I couldn’t disagree with that.
‘So, until I turned up today, what do you think had happened to him?’ Susie asked.
I thought back through the stories I’d read, the debunked sightings, the endless speculation. ‘The smart money says that he is living in some exotic country, protected by powerful friends, but people always prefer the exciting versions. That’s why we get rumours about shadowy men on grassy knolls, or secret agents killing princesses in Parisian road tunnels. He hit his pregnant wife and buried her in the garden, alive. He was a criminal lawyer, and so he knew what he faced if he was caught. He emptied his bank account and he ran.’
‘But what if I’m telling the truth, that he didn’t kill Nancy?’
I leant forward. ‘To be honest with you, it doesn’t make a damn jot of difference.’ When she looked surprised, I added, ‘Whatever Claude says, an editor will shape it into ifs and maybes, just to protect the paper, because that’s the editor’s job. Mine will simply be to write the story.’
‘So you will write the story?’ she asked, her eyes brightening for a moment.
I felt the smile creep onto my face, couldn’t stop it. ‘Provided that your story with Claude Gilbert comes out too,’ I said. ‘Full disclosure. Everything about your relationship.’
‘But I thought it would all be about Claude,’ she said, suddenly wary. ‘Everyone will hate me.
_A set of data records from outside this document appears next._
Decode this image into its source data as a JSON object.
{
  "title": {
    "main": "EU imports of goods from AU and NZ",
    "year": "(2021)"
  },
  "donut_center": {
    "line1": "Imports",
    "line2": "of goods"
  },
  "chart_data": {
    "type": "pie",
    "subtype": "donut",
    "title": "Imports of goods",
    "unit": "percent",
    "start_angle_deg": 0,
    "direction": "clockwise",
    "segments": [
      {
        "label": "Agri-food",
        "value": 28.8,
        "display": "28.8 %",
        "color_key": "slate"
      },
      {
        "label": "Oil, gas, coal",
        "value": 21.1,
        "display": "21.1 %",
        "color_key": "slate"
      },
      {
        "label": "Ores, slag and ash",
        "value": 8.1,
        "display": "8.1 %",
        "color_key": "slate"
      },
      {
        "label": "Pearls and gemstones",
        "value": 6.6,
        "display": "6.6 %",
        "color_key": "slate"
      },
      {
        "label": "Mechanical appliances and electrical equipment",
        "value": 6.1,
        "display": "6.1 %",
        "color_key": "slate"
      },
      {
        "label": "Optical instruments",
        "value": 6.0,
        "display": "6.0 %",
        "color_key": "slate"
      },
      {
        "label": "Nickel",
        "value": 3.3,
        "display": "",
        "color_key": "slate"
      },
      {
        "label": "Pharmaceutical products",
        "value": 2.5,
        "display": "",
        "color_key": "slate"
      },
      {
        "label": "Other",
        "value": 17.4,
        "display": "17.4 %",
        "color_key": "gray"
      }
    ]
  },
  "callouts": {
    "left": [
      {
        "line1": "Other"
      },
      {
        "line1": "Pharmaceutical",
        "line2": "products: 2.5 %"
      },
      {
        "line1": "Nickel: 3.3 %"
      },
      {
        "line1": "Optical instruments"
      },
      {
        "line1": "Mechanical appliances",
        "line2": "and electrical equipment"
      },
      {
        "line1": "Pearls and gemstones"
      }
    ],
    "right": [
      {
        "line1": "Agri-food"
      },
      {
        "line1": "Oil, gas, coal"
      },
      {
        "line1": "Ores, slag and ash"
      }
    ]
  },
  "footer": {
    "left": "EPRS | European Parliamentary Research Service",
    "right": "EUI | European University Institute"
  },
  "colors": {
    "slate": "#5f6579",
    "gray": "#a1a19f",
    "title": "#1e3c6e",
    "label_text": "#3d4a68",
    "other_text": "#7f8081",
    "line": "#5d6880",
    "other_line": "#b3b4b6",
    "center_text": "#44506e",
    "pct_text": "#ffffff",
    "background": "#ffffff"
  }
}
I was sleeping with a murdered woman’s husband.’
‘Full story or no story,’ I replied. ‘You’ve told me that Claude Gilbert wants to come out of hiding. But what if he chokes and disappears, or if it turns out that I’m being conned, that this person isn’t Claude Gilbert? You’re my back-up story, and I’m not going into this without one.’
Susie put her bag back onto her knees and gripped the handles as she thought about it, then she slowly nodded her agreement.
‘Good,’ I said. ‘We’ll talk in more detail now.’
‘And then what?’
‘By the sound of it, we do whatever Claude wants us to do.’
Susie was about to say something when she looked towards the stairs. As I looked around, I saw that Laura had come into the room. Bobby stood behind her, uncertain.
Susie gave Laura a nervous smile. ‘Hello,’ she said. ‘I’m sorry for coming so early.’
Laura smiled back. ‘It’s okay. Are you here with a story?’
Susie leant forward and was about to say something when she caught my small shake of the head, a warning not to say anything. She looked troubled for a moment, but then she sat back and remained silent.